Friday, October 14, 2011

Education bubble: WOW

One indication of a bubble is a big increase in debt financing. Using this metric, we are in a huge education bubble. This infographic takes time to go through, but I was shocked at the amount of debt students take on, the default rates on student loans, and students' inability to use bankruptcy to get out of debt. Exposing the Student Loan Racket in America


  1. I have a friend who graduated with a MS from Harvard, and was working on a 2nd MS in nursing at Vanderbilt, but succumbed to mental illness which unfortunately runs in her family.

    Now she can't hold a job, and is buried, probably for life, in debt she can't repay, and will never go away.

    I understand the need to minimize moral hazard in student loans. But the "rational actor" model breaks down when the decision to be rational is taken away from you.

    Plus, the streets in Wall Street are rather crowded these days with young people who took on student loans, and then graduated into an economy with an unprecedented shortfall of aggregate demand and no hopes of getting a job or paying off their debts.

    If I could make one criticism of the EMBA program, it's that they forced us to read Thomas Friedman, and didn't force us to read Nassim Nicholas Taleb.
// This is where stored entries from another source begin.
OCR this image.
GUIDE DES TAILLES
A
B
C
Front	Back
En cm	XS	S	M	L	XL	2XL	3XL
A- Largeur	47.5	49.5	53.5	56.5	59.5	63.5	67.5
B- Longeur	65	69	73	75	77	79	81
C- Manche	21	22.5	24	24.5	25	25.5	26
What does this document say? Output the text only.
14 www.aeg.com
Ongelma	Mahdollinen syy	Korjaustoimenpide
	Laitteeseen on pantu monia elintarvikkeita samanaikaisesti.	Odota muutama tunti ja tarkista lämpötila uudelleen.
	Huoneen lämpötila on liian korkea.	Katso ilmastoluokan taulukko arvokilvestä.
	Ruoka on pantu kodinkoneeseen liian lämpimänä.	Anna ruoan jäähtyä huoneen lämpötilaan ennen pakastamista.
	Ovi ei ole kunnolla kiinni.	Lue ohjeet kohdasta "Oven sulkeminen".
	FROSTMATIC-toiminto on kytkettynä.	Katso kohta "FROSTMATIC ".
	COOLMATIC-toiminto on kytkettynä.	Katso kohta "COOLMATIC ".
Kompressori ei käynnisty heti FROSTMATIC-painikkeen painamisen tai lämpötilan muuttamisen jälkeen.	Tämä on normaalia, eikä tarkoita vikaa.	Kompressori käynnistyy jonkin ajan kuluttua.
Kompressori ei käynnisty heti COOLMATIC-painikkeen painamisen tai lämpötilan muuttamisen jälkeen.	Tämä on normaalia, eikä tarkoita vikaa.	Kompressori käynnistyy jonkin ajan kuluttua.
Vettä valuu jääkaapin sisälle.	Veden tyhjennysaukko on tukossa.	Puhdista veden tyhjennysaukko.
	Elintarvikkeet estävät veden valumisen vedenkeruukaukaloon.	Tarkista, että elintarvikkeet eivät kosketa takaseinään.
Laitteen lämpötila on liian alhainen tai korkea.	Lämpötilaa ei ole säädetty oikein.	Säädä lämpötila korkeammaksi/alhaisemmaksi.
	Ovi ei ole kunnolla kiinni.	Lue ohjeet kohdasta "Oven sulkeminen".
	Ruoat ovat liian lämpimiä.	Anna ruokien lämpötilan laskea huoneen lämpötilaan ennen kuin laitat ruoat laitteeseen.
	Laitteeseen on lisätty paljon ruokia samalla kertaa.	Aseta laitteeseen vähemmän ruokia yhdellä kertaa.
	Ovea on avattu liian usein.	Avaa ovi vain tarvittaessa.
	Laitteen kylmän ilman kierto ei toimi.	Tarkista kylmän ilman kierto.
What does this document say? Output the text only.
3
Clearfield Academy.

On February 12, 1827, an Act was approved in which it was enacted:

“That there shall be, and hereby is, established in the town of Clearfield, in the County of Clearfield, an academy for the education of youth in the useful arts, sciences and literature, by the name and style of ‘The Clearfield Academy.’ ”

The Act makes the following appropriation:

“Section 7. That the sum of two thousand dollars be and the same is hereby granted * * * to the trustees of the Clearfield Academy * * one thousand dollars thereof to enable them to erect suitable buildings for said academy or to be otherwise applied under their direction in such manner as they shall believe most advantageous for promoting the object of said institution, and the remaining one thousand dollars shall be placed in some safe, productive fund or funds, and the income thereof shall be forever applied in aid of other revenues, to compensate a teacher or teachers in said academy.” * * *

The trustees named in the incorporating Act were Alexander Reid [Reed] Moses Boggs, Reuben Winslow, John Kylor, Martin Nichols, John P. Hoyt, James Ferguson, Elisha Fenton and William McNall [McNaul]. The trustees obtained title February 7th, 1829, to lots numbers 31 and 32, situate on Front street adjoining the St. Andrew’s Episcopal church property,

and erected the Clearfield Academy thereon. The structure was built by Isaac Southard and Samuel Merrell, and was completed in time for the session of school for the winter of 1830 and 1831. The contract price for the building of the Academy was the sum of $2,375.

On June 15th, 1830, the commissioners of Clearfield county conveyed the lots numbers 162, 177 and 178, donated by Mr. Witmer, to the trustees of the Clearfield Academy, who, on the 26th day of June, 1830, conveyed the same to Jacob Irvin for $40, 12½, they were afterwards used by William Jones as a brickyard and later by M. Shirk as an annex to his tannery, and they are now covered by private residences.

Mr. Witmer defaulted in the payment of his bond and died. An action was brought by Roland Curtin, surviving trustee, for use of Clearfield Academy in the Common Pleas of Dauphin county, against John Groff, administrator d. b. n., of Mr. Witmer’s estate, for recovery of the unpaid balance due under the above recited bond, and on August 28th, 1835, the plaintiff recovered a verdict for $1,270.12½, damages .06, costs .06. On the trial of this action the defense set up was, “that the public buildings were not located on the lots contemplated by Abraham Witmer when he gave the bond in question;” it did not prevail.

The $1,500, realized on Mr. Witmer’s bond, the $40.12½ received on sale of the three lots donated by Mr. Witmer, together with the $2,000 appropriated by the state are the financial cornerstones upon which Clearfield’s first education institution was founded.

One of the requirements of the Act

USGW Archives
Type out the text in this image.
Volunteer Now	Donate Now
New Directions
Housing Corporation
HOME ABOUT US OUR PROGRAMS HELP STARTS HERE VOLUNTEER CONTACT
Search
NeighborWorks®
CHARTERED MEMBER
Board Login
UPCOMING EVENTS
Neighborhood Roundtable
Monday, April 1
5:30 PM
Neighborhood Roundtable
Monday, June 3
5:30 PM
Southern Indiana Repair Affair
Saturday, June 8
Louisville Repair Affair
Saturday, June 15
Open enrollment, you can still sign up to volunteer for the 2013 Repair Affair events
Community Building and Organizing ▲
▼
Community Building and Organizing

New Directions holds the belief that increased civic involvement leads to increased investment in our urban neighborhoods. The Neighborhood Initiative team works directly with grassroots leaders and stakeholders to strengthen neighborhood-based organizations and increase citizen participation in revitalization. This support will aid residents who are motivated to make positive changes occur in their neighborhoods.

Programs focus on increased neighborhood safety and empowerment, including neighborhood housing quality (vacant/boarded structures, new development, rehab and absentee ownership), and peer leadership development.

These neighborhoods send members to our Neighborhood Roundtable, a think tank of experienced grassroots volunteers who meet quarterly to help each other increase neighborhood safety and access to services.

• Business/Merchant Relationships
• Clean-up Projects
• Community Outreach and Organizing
Reading Friedman actually makes you dumber. Reading Taleb gave me a humbling grasp of the power that luck (or lack thereof) has in shaping your life.

    My friend, and a distinct subset of the people on Wall Street, didn't do anything wrong. They worked hard, sacrificed, and still lost it all. Simply because of bad luck.

    The student loan model (among other things) needs to be rewritten, hurridly, to better handle cases like these.

  2. nice post; very poignant.

    I do want to point out that if you define the problem as a "lack of aggregate demand," then Keynesian stimulus surely follows.